Cat People Read online




  Cat People

  Margaret and Michael Korda

  For Tamzin

  And in loving memory of Kit

  When I observed he was a fine cat, [Johnson said], “why yes, Sir, but I have had cats whom I liked better than this”; and then, as if perceiving Hodge to be out of countenance, adding, “but he is a very fine cat, a very fine cat indeed.”

  —Boswell’s Life of Johnson

  We who choose to surround ourselves with lives even more temporary than our own live within a fragile circle, easily and often breached. Unable to accept its awful gaps, we still would live no other way.

  —Irving Townshend, Separate Lives

  Contents

  Epigraph

  1. Of Cats and People

  2. Travels with Irving

  3. Queenie

  4. Chutney

  5. Mumsie and “The Terrible Twins”

  6. “The Stonegate Strays”

  7. Mr. McT in Love

  8. Tootsie Comes to Stay

  9. La Chatte Transatlantique

  10. Cat-harsis: The Cat Life

  About the Authors

  Praise

  Books by Michael Korda

  Copyright

  About the Publisher

  1. Of Cats and People

  Cats and people have lived together for a very long time, ever since humankind turned from hunting and gathering, for the former of which pursuits dogs were useful, to settled agriculture, for which protecting the harvested grain and seed from rodents began to matter more.

  Large members of the cat family were a predatory menace to early humans (and of course still are in parts of Africa, Siberia, and India), but the smaller members of the cat family no doubt made themselves noticed around the campfires of our remote ancestors by their proficiency at killing mice and rats.

  Perhaps just as important for both species, cats do not at any point in human history seem to have been thought edible.
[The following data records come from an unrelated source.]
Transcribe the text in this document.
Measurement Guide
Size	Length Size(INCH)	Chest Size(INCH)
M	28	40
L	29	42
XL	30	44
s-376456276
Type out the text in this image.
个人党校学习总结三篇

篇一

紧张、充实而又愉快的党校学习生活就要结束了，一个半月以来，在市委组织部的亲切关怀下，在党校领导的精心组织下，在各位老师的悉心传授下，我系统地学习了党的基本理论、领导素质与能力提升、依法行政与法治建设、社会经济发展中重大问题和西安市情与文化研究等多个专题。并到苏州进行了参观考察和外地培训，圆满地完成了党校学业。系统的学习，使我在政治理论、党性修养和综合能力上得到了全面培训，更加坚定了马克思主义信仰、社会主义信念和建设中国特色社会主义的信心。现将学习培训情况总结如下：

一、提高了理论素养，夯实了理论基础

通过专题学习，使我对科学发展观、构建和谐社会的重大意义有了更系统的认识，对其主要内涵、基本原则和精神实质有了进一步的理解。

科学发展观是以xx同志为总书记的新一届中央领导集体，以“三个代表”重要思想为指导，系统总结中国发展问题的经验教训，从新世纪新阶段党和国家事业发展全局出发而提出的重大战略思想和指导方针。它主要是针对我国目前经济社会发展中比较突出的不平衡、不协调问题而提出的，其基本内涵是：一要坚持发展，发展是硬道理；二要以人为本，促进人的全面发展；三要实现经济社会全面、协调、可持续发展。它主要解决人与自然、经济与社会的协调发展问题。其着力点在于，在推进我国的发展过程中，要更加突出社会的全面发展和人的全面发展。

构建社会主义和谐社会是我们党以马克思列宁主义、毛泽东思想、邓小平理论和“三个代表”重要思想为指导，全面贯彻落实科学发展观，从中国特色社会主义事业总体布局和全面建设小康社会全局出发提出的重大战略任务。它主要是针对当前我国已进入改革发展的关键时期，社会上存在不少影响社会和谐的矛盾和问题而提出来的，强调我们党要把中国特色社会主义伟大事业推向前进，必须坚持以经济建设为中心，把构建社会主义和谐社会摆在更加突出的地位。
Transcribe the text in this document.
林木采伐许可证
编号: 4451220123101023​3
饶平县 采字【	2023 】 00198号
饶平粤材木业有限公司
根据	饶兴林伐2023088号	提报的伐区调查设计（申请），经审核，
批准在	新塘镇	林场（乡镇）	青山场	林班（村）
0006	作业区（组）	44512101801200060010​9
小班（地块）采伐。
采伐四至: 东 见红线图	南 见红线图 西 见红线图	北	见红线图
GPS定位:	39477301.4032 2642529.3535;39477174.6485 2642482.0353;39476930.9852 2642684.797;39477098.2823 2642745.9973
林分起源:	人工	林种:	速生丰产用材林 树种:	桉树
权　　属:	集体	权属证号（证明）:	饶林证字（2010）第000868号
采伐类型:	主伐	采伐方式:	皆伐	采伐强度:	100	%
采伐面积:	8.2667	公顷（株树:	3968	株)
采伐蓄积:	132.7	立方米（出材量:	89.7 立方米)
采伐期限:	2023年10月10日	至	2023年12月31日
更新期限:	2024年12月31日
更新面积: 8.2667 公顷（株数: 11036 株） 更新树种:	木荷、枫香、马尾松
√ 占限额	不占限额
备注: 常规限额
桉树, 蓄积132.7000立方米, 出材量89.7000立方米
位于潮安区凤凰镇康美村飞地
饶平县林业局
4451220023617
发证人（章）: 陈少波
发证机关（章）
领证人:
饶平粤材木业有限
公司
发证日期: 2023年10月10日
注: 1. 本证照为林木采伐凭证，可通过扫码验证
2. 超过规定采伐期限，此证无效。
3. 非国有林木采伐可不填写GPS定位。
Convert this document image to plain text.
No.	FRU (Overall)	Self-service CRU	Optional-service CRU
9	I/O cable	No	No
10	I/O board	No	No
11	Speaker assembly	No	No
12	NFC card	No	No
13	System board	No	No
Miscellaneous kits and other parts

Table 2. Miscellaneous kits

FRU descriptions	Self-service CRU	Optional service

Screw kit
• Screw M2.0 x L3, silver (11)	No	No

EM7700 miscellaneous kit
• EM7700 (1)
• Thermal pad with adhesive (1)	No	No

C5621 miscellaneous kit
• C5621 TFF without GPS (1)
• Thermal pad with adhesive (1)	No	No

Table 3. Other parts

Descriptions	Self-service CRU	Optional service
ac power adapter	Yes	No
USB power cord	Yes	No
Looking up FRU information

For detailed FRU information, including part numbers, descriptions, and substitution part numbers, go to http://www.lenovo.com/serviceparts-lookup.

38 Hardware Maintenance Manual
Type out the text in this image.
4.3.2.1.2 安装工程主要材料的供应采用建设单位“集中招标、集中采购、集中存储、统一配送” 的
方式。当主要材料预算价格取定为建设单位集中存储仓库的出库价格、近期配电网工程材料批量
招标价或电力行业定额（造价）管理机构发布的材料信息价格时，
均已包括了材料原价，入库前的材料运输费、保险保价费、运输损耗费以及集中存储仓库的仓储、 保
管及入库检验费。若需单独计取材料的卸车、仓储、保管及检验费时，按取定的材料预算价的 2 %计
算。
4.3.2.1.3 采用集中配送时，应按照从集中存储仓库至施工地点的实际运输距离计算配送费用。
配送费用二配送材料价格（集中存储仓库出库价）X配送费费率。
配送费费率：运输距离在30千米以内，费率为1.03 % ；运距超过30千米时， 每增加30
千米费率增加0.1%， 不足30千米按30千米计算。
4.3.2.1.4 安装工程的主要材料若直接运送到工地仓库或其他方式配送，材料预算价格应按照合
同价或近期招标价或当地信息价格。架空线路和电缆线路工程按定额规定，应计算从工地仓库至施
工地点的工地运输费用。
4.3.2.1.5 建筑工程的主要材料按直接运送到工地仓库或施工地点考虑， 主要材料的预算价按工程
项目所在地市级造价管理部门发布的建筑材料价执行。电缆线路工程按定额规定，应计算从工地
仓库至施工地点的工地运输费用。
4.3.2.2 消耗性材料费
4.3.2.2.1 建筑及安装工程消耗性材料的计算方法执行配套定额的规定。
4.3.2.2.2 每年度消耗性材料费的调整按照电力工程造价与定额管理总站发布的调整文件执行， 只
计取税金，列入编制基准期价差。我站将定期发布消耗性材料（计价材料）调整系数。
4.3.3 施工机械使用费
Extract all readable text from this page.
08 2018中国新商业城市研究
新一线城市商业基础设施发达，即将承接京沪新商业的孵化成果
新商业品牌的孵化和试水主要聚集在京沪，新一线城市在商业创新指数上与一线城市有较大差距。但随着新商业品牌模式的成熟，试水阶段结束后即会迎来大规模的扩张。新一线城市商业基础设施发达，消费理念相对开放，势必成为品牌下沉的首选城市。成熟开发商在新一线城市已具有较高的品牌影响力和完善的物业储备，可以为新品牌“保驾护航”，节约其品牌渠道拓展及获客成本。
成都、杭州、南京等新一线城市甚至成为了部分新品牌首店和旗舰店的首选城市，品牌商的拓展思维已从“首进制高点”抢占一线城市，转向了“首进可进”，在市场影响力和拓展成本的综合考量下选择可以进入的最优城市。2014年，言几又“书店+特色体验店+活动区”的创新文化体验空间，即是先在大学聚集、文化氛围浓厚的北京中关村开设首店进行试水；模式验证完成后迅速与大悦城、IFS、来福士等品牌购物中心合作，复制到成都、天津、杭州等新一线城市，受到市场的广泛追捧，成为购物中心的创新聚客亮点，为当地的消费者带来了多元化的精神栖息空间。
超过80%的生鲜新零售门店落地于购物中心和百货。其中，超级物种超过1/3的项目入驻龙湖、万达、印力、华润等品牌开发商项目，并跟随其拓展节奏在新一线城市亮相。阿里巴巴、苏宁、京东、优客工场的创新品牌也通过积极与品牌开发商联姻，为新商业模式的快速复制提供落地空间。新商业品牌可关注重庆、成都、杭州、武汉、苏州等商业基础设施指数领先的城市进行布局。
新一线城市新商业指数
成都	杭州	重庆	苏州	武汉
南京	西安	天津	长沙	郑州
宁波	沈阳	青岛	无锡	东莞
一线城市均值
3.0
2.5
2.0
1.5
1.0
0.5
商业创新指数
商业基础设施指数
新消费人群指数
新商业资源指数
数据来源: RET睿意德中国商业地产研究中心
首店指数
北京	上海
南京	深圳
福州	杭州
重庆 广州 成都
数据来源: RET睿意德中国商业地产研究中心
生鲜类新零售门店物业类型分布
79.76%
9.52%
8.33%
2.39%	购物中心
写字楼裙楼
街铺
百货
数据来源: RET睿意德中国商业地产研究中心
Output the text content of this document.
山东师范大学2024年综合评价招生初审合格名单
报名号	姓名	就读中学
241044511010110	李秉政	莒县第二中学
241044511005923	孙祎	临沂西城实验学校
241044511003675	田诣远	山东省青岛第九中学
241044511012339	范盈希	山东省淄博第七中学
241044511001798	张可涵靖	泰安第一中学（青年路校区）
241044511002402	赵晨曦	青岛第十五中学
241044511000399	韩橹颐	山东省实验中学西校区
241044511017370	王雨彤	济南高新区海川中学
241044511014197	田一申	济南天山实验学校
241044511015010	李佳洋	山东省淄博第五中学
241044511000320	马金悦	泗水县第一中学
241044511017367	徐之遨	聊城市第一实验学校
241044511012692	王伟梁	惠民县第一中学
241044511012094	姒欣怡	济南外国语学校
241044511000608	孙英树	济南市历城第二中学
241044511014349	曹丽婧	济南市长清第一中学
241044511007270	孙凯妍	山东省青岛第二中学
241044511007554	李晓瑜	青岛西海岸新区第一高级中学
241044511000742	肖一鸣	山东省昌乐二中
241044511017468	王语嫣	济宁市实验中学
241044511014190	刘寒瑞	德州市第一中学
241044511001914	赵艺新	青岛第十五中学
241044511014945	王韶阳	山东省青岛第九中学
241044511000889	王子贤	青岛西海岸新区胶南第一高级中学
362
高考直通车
On the subject of dogs, tastes vary, but American Indians prized them highly as food, and usually boiled a puppy as a treat for esteemed visitors; Polar explorers in an emergency have eaten their sled dogs, though no doubt with regret; and dogs still play a part (albeit one that most Americans and Europeans would rather ignore) in Chinese haute cuisine. Cats, on the other hand, are not normally on anybody’s menu, and so far as one can tell, never have been.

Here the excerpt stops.